The Malaria Elimination Initiative reflects the Institute’s commitment to this ambitious goal and its strategic decision to promote multi-layered interventions to achieve this end.


Hepatitis C Virus (HCV)

The HCV is the predominant hepatitis virus in the US primarily because it often (85%) results in chronic life-long infections. Little is known about the mechanisms of persistence or the requirements for a protective immune response.

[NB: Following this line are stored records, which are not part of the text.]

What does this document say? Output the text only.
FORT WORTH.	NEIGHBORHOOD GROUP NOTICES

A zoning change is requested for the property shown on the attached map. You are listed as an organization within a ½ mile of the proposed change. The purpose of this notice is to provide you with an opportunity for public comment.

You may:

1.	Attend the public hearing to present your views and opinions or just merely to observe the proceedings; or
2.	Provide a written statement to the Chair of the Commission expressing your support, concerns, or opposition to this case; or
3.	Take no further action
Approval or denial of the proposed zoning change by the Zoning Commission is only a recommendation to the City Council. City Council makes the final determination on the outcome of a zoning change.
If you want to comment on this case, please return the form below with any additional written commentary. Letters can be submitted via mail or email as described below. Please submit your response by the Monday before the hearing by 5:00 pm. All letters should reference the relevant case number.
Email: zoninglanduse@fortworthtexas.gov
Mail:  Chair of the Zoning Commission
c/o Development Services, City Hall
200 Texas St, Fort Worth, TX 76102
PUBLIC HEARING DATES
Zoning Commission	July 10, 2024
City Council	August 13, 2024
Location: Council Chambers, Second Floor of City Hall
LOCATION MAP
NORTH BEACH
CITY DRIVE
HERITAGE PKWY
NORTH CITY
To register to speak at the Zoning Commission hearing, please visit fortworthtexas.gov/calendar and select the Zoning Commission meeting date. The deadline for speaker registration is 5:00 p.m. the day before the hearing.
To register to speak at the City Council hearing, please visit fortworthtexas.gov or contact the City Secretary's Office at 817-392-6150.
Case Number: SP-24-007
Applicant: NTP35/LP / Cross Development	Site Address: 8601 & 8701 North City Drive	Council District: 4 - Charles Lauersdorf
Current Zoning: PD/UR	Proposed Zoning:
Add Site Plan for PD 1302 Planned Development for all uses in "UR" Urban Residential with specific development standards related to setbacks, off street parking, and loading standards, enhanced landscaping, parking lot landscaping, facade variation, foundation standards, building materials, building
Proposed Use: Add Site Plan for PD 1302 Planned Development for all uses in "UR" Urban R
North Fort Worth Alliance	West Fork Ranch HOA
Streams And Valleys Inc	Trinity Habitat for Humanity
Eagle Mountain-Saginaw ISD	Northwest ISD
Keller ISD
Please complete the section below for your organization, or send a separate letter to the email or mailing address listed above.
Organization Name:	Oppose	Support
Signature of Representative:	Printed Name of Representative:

A major problem with the development of flu vaccines is the constant mutations in the viral host proteins (i.e., H and N proteins), which generate a new serotype every year. We are working on an approach using a highly conserved region of a protein (the M protein), in conjunction with other technology to develop a vaccine which addresses this problem. Antibodies to the M protein have recently been shown to inhibit flu virus replication. However, a method of rendering the M protein B cell epitope highly immunogenic has been limiting. Our approach will address the issue of limiting immunogenicity.


Dengue and Aedes-transmitted Diseases

Dengue has emerged as one of the most important infectious diseases over the past 40 years, currently infecting 400 million people worldwide each year in over 100 countries. Other rapidly spreading Aedes-borne infections such as Zika and chikungunya are a reminder that Aedes-transmitted diseases will continue to spread as global trends (e.g., population growth, urbanization and globalization) provide the ideal conditions for the spread of these diseases.